Start Experiments
=================

This page describes how the FL group (federation) leader can start an FL experiment via the web application.

1. Log in to the `web application <https://appflx.link>`_ by following the instructions.

2. You will be directed to a dashboard page after signing in. The dashboard lists your **Federations** and your **Clients**. Specifically, federation refers to the FL group that you created, namely, you are the group leader who can start FL experiments and access the experiment results. Client refers to the FL group of which you are a member. The federation leader is also a client of his own federation by default.

3. Click **New Experiment** button next to the federation for which you want to start the FL experiment. This will lead you to the **New Experiment** page.

4. **Client Endpoints** at the top of the page shows the status of client Globus Compute endpoints. Click the status icon to see the details of the endpoint status. Only clients with active endpoints can join the FL experiment. You can contact the client via email by clicking the email icon if the client endpoint is not active.

5. For **Federation Algorithm**, we support the following federated learning algorithms. Choose one algorithm that you want to use.


- `Federated Average <https://proceedings.mlr.press/v54/mcmahan17a/mcmahan17a.pdf>`_: Communication-Efficient Learning of Deep Networks from Decentralized Data

- `Federated Average Momentum <https://arxiv.org/pdf/1909.06335.pdf>`_: Measuring the Effects of Non-Identical Data Distribution for Federated Visual Classification

- `Federated Adagrad/Adam/Yogi <https://arxiv.org/pdf/2003.00295.pdf>`_: Adaptive Federated Optimization

- `Federated Asynchronous <https://arxiv.org/pdf/1903.03934.pdf>`_: Asynchronous Federated Optimization

6. For **Experiment Name**, please provide a name of your choice for this FL experiment.

7. For **Server Training Epochs**, enter the number of global aggregations for the FL experiment.
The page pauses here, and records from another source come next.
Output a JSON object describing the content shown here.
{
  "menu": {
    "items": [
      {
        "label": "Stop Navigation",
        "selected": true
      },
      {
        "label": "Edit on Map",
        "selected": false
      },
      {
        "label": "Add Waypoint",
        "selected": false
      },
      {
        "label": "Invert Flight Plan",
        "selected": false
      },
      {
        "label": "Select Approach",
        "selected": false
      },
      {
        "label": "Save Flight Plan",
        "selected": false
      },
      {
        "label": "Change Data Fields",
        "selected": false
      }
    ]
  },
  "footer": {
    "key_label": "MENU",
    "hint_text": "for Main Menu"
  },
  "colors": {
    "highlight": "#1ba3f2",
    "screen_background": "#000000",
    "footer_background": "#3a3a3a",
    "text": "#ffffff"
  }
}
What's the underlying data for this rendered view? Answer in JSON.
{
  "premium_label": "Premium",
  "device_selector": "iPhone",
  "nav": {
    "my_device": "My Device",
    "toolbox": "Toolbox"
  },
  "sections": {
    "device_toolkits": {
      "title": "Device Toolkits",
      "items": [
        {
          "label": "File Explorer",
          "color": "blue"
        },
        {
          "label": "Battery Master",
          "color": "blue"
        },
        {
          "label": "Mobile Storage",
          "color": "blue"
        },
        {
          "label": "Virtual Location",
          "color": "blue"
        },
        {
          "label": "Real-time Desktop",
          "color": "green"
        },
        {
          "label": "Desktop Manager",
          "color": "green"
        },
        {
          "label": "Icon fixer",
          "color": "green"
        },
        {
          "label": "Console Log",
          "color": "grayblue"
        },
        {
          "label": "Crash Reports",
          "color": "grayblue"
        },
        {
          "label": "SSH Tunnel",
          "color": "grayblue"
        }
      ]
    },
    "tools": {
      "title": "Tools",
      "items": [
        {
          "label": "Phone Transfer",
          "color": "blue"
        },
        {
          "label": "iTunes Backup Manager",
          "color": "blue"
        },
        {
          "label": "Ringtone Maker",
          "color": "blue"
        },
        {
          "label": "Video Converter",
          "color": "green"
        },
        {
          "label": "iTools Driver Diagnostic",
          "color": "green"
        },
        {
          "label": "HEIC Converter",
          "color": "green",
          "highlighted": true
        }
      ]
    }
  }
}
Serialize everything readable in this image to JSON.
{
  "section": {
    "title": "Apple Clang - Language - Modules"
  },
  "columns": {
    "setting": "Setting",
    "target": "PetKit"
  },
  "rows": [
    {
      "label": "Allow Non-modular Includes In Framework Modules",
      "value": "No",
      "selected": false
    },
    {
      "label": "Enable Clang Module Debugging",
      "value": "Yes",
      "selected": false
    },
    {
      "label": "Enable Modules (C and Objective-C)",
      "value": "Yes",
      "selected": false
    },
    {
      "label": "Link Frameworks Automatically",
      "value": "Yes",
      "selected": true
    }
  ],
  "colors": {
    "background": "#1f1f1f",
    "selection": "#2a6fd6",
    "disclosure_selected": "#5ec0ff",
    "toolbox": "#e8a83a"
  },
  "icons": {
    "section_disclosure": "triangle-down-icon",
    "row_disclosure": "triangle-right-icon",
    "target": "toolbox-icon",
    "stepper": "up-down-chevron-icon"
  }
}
8. For **Client Training Epochs**, enter the number of local training epochs for each client (site) before sending the local model back to the server.

9. When the user selects **Use Differential Privacy** as ``True``, **Privacy Budget**, **Clip Value** and **Clip Norm** are needed to be specified.

10. Upload the training model architecture by selecting  **Custom Model**, or choosing a custom model by **Uploading from Github**. When you choose upload from Github, a modal will pop up, first click **Authorize with Github** to link your Github account, then you can choose or search for the repository, select the branch and file to upload. For the model, you need to provide a Python script, whose last function returns the model. You can define necessary classes or functions in the script as long as the last function returns the model. Below is an example for model architecture definition.

.. literalinclude:: ./cnn.py
    :language: python
    :caption: An example for model architecture definition.

11. For **Client Training Mode**, user can either select *Epoch-wise* or *Step-wise*. In *Epoch-wise* mode, the client trains the model for the specified number of epochs and sends the model back to the server. In *Step-wise* mode, the client trains the model for the specified number of steps and sends the model back to the server.

12. For **Loss File**, user needs to provide a Python script whose last class definition defines the loss function as a child class of ``torch.nn.Module``. Below is an example for loss function definition.

.. literalinclude:: ./celoss.py
    :language: python
    :caption: An example for loss function definition.

13. For **Metric File**, user needs to provide a Python script whose last function definition defines the metric function. Below is an example for metric function definition.

.. literalinclude:: ./acc.py
    :language: python
    :caption: An example for metric function definition.

14. For **Client Optimizer**, choose either SGD or Adam, and specify the local learning rate of each client in **Client Learning Rate**.

15. For **Client Weights**, **Proportional to Sample Size** means applying different weights to different client local models during the global aggregation by calculating the weights proportional to the client sample size, and **Equal for All Clients** means applying the same weights to all client local models.

16. After carefully choosing all configurations and hyperparameters for the FL experiment, you can start the experiment by clicking **Start**. Then the web application will launch an orchestration server for you which trains a federated learning model by collaborating with all active client endpoints.